Le Régime futur de Cultes

    Se rendant aux désirs exprimés par les groupes républicains de la Chambre, le gouvernement, au lieu de prendre comme base de discussion de la réforme qui doit séparer les Églises de l'État la proposition de loi Briand, a soumis  à la Commission chargée de l'étudier un projet de loi en 25 articles dont nous commençons ci-après la publication.
    Une première constatation s'impose, c'est que, sauf en ce qui concerne les édifices du culte, le projet déposé par M. Combes, beaucoup moins libéral que la proposition du député socialiste Briand, ne réalise pas du tout la séparation dans la liberté et la justice comme le demandait M. Paul Deschanel dans son discours à la séance du 23 octobre.

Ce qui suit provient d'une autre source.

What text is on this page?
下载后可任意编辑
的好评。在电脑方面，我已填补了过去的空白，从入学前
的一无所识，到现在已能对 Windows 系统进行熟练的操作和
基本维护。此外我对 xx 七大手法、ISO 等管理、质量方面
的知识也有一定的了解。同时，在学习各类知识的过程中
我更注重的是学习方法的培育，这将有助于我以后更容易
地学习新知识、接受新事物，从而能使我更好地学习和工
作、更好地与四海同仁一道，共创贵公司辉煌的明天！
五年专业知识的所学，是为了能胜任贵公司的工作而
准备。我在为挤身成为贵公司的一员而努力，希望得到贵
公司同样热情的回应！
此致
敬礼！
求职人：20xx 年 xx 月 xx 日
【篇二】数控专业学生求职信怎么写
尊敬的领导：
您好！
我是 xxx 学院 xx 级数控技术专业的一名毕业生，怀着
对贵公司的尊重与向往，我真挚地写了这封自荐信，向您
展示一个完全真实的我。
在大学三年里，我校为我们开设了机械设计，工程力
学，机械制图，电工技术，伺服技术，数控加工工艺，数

    Ce n'est pas une séparation à l'amiable où chacun reprend sa liberté d'agir et de se gouverner à sa guise, ce n'est pas le divorce même brutal qui rend chacune des parties étrangères l'une à l'autre, c'est un régime bâtard qui, maintenant les Églises sous la tutelle de l'État comme elles le sont depuis un siècle, les prive du bénéfice des allocations et subventions qui furent la rançon de l'aliénation de leur indépendance. C'est, en un mot, la séparation dans la servitude. L'état de dépendance des cultes vis-à-vis du gouvernement subsiste. Il n'y a qu'un changement : les chaînes étaient dorées. La dorure des subventions disparaît, mais les chaînes restent.
    On n'a qu'à lire les articles de cet important projet pour se convaincre que l'État conserve vis-à-vis des cultes tous les avantages politiques que lui reconnaît la législation actuelle, avec cette différence qu'il les obtient sans bourse délier.

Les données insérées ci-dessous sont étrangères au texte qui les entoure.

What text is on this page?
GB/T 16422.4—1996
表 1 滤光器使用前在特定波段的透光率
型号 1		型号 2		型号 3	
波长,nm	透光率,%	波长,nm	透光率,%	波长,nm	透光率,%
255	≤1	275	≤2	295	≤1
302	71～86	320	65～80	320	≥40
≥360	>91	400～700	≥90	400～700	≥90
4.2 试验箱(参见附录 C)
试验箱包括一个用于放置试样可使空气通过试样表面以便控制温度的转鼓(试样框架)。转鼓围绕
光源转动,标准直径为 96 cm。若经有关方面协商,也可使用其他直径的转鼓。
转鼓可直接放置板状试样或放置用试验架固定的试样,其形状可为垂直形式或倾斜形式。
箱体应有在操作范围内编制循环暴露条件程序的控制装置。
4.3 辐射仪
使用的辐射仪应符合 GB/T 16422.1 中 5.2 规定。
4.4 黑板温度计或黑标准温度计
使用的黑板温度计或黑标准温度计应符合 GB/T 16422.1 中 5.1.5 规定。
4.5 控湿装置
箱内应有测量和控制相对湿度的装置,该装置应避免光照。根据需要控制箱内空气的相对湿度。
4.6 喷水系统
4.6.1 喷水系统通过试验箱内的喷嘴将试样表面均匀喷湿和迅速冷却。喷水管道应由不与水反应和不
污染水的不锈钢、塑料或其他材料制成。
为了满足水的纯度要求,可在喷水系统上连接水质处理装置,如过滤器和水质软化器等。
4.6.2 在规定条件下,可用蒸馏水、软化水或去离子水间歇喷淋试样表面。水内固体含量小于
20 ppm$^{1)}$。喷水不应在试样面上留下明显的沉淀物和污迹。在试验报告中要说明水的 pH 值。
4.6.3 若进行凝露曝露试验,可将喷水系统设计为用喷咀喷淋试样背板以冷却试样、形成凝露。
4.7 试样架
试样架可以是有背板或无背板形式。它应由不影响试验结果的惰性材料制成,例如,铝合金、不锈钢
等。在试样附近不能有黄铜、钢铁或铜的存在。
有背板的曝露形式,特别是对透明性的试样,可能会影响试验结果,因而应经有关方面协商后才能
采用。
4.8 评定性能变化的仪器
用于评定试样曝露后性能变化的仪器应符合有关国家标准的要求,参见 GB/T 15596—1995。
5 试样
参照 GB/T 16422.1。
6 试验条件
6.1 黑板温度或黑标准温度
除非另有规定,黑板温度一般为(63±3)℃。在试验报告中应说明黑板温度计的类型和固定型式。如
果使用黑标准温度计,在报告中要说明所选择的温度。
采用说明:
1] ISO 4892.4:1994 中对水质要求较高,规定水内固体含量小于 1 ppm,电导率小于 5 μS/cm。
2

    En effet, en dehors des pensions, fort minimes d'ailleurs, qu'il accorde aux fonctionnaires du culte titulaires d'un traitement officiel et qui est une disposition transitoire, il se réserve tous les droits régaliens ou à peu près qu'il possédait déjà.
    Sauf la nomination des ministres du culte qu'il abandonne et qui, surtout en ce qui concerne l'Église catholique était pour lui une source de difficultés inextricables et de conflits inévitables, il se réserve des droits exorbitants de contrôle et de police qui mettent, en somme, les confessions religieuses entièrement à sa discrétion.
    Le projet du gouvernement oblige les cultes à lui soumettre (art. 9) l'état de leurs dépenses et de leurs recettes; par l'article 12, les réunions de culte sont soumises à des formalités spéciales qui les soustraient au droit commun. Les contraventions à ces mesures de haute surveillance sont frappées de peines très sévères (art. 14).
    Enfin, les associations en vue de la célébration d'un culte ne bénéficient pas des avantages concédés par la loi du 1er juillet 1901, si libérale à l'égard des associations de tout genre.
    Nous admettons que le gouvernement ne puisse aux cultes cette pleine liberté dont ils jouissent, par exemple, aux États-Unis, sans danger aucun pour les institutions du pays.
    En France, en raison de la longue domination de l'Église, de la suprématie qu'elle a exercée, non seulement dans le domaine spirituel, mais aussi dans le domaine temporel, domination et suprématie qui ont laissé, sous les formes les plus variées, de nombreuses survivances, il est naturel que l'État prenne, vis-à-vis d'empiétements possibles, toutes sortes de précautions.
    Mais encore cette préoccupation légitime ne devrait pas tenir aussi complètement en échec les principes de liberté inscrits dans nos institutions républicaines.
    Il est certain qu'en Prusse, par exemple, état qui ne passe pas pour se laisser aller, en matière de politique confessionnelle, à d'imprudentes concessions, les cultes y jouissent d'une plus grand liberté d'action que dans le projet soumis par le cabinet Combes aux délibérations du Parlement.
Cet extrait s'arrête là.